Apart from that, trying to make this idea a national standard would be an expensive nightmare. Trying to make it a global one would be a great way to simulate hell for everyone involved.

Its just a government standard, not a national one. You can still use whatever program you like. You just make it so that the government ONLY budgets for this software and anything else comes out a different expense account.

If anything, we are promoting an already existing standard over other already existing standards.

How many word processes programs are there? dozens? hundreds? Why don't we pick the one with the best proven track record?

You can roll the staff of Libre office and MS Word into an international staff.

Google chromebooks would appreciate it and probably see a boost in sales if they weren't forced to choose between an open source standard which they may be liable for like Libre-Office, or have to negotiate for a proprietary model that has name recognition like MS Word.

Langauge changes and evolves over time. Using a sloppy standard for our spellcheck libraries makes office documents seem either outmoded, old fashioned or stylistically untenable.
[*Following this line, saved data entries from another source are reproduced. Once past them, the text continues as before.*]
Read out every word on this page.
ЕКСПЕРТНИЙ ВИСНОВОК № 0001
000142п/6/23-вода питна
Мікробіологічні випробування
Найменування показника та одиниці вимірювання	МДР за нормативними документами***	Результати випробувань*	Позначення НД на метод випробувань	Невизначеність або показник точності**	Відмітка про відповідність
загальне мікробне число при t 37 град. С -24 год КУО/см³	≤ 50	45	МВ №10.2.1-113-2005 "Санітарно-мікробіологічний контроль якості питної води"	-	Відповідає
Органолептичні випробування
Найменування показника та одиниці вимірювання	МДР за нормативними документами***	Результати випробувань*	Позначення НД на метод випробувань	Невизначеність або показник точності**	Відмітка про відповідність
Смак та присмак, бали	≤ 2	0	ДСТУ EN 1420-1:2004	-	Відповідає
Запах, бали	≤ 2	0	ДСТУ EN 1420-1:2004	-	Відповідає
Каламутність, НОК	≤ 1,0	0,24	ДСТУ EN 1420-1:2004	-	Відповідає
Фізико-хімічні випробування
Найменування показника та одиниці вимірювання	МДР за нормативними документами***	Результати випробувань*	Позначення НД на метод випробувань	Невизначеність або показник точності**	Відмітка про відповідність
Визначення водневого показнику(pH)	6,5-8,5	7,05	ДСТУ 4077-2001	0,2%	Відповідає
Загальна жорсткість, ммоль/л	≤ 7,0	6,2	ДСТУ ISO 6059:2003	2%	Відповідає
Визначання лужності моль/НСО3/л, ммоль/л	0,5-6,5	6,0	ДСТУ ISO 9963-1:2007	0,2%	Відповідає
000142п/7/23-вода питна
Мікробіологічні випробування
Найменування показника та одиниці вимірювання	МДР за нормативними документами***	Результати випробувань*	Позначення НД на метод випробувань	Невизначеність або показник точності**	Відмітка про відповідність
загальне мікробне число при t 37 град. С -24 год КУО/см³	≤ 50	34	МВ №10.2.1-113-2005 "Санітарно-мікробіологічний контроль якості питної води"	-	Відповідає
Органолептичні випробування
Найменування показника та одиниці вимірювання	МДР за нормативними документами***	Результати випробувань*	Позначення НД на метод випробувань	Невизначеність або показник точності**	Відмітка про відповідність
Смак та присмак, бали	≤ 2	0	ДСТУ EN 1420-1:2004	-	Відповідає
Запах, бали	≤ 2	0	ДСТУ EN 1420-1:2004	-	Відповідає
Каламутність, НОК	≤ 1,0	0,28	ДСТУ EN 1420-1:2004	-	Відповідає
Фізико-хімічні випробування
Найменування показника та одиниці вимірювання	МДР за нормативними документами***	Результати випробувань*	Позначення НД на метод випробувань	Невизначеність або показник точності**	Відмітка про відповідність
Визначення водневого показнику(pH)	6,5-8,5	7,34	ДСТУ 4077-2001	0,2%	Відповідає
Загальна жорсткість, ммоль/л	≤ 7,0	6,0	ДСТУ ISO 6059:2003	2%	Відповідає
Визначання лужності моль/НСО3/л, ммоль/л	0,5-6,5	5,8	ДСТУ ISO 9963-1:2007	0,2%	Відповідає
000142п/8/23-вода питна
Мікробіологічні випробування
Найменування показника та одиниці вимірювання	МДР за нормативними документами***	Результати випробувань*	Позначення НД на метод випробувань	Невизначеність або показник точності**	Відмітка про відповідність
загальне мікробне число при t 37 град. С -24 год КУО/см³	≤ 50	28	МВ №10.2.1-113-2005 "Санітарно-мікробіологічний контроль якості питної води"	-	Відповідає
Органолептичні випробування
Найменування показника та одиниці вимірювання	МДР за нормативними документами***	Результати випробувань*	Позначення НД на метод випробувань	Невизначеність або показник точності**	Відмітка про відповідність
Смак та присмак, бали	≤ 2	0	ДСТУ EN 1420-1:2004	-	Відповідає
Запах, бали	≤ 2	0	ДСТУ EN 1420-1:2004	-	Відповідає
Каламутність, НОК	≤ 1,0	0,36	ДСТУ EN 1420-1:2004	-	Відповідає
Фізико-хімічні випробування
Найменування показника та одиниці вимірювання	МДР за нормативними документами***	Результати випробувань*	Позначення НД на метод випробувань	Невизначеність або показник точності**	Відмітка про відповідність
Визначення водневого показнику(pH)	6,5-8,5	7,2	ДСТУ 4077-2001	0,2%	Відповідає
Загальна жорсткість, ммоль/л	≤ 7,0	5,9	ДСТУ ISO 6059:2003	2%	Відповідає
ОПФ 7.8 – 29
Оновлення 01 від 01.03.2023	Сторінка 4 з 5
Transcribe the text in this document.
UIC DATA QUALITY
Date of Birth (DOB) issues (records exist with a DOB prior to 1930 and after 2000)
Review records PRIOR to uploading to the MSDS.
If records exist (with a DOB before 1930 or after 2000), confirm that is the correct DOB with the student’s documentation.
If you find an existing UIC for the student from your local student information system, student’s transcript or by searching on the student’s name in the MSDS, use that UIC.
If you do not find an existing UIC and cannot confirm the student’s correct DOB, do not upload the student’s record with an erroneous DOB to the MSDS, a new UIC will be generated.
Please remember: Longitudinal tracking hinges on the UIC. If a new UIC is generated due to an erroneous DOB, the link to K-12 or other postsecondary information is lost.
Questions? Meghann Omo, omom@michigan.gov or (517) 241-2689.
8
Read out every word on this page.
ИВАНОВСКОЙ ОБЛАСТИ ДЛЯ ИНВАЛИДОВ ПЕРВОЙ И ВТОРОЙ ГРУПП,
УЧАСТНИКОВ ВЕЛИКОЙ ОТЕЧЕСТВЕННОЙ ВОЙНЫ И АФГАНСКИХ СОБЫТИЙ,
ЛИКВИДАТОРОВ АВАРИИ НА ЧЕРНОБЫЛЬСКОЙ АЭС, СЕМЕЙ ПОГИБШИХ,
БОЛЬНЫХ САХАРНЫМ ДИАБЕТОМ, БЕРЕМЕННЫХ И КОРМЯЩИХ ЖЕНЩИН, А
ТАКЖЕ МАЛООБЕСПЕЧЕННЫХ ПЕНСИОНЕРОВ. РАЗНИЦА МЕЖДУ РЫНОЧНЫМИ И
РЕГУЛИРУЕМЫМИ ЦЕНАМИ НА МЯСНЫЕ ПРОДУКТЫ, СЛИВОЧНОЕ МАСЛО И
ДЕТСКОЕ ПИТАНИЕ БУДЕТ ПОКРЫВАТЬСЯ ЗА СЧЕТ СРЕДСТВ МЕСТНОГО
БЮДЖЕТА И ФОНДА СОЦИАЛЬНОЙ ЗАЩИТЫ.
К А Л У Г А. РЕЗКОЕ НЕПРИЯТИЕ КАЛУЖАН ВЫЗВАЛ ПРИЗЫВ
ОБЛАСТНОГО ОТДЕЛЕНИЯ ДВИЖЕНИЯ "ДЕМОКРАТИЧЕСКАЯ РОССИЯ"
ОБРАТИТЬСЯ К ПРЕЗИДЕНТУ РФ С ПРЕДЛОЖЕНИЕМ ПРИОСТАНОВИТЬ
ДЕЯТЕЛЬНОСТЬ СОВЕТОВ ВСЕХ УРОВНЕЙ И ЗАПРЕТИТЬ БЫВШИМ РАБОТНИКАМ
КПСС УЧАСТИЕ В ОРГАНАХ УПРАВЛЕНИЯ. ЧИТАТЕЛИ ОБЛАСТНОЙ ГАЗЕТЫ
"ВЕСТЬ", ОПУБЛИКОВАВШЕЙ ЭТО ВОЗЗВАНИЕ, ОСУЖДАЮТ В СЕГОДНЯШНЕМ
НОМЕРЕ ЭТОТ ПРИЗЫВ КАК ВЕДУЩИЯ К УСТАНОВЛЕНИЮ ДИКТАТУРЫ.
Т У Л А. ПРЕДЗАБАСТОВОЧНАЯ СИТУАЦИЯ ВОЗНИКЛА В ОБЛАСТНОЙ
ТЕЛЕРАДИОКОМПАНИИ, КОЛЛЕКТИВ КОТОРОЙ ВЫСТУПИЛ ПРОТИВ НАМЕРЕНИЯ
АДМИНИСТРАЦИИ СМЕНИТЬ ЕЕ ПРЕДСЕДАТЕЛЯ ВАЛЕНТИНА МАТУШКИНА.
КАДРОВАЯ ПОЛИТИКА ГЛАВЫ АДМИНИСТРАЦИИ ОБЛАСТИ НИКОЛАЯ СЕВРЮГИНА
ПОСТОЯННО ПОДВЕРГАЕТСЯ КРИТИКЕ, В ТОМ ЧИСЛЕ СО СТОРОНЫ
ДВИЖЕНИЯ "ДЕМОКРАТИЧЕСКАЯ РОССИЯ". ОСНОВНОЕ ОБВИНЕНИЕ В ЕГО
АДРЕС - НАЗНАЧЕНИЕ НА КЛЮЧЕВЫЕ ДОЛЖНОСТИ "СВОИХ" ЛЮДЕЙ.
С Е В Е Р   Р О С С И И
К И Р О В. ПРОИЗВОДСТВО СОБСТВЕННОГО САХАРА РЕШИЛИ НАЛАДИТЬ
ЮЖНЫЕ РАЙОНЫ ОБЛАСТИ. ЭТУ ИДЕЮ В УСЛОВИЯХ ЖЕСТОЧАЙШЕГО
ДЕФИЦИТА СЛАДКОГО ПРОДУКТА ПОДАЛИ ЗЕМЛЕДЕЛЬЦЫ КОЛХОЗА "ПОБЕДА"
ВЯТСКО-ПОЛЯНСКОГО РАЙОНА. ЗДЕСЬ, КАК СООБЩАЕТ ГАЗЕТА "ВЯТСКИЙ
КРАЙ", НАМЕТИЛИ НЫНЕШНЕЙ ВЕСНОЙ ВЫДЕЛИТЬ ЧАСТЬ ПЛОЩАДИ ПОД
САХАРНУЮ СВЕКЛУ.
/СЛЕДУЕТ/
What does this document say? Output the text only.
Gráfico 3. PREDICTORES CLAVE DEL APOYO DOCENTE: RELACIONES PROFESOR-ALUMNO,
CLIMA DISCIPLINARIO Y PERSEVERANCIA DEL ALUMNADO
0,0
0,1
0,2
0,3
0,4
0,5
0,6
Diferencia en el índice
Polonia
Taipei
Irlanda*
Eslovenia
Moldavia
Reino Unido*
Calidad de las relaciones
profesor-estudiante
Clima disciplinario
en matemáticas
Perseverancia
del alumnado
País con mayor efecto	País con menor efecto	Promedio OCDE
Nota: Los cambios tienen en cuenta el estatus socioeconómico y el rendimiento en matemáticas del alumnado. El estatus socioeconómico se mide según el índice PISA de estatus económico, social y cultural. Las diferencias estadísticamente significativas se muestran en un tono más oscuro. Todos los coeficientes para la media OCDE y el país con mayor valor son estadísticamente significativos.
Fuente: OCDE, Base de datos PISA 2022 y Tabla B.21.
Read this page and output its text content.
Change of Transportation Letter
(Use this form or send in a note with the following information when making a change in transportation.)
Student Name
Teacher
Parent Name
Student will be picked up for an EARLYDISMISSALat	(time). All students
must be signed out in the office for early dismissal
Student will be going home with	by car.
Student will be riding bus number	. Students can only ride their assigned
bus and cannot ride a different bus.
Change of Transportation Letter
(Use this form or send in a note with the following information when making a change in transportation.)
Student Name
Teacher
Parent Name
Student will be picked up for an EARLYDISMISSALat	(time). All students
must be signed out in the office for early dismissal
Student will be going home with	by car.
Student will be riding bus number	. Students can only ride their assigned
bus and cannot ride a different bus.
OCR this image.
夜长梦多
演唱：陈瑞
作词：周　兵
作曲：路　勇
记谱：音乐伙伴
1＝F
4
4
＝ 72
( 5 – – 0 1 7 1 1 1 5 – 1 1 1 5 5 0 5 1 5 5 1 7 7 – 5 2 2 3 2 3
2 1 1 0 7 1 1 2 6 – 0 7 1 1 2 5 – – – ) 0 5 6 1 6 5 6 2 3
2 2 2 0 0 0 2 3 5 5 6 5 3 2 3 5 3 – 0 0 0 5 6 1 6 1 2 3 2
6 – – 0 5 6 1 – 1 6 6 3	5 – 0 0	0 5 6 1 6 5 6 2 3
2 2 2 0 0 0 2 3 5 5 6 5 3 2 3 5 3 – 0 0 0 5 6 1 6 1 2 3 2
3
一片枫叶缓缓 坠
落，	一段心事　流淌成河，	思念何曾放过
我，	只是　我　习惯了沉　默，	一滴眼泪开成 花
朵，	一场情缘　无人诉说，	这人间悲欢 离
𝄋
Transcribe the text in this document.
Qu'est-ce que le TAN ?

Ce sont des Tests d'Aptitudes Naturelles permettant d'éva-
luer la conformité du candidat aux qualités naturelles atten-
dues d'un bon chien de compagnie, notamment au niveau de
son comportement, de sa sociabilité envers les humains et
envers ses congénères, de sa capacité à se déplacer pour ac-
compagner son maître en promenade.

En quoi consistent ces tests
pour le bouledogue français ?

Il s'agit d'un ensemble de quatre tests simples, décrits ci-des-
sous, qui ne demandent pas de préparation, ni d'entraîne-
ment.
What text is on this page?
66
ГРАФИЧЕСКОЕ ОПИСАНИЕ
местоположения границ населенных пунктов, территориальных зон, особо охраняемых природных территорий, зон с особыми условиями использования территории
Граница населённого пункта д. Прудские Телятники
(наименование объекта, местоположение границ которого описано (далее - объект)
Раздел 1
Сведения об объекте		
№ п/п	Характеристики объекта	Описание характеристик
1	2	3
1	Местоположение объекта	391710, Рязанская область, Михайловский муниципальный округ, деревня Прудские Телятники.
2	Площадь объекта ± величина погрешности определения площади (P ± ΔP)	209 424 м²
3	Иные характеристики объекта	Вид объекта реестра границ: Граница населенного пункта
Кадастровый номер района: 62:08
Go on. Give the grammer nazi's a uniform.

i see you have no idea the undertaking changing one program across a single department let alone a whole government is. simple things are rarely ever simple.

fuck word processing software

everyone should be forced to use markdown for everything

anything that can't be handled in markdown should get put into LaTex

fuck "office software", it's a gigantic productivity black hole

>use markdown for everything
lol

maybe while their at it they should make calculus required for a business degree

-Signed Someone Who Still Reads Books

Maybe we should call it "Publishing Software" instead of "Office Software"

We still need books, training manuals, pamphlets, flyers, and the like.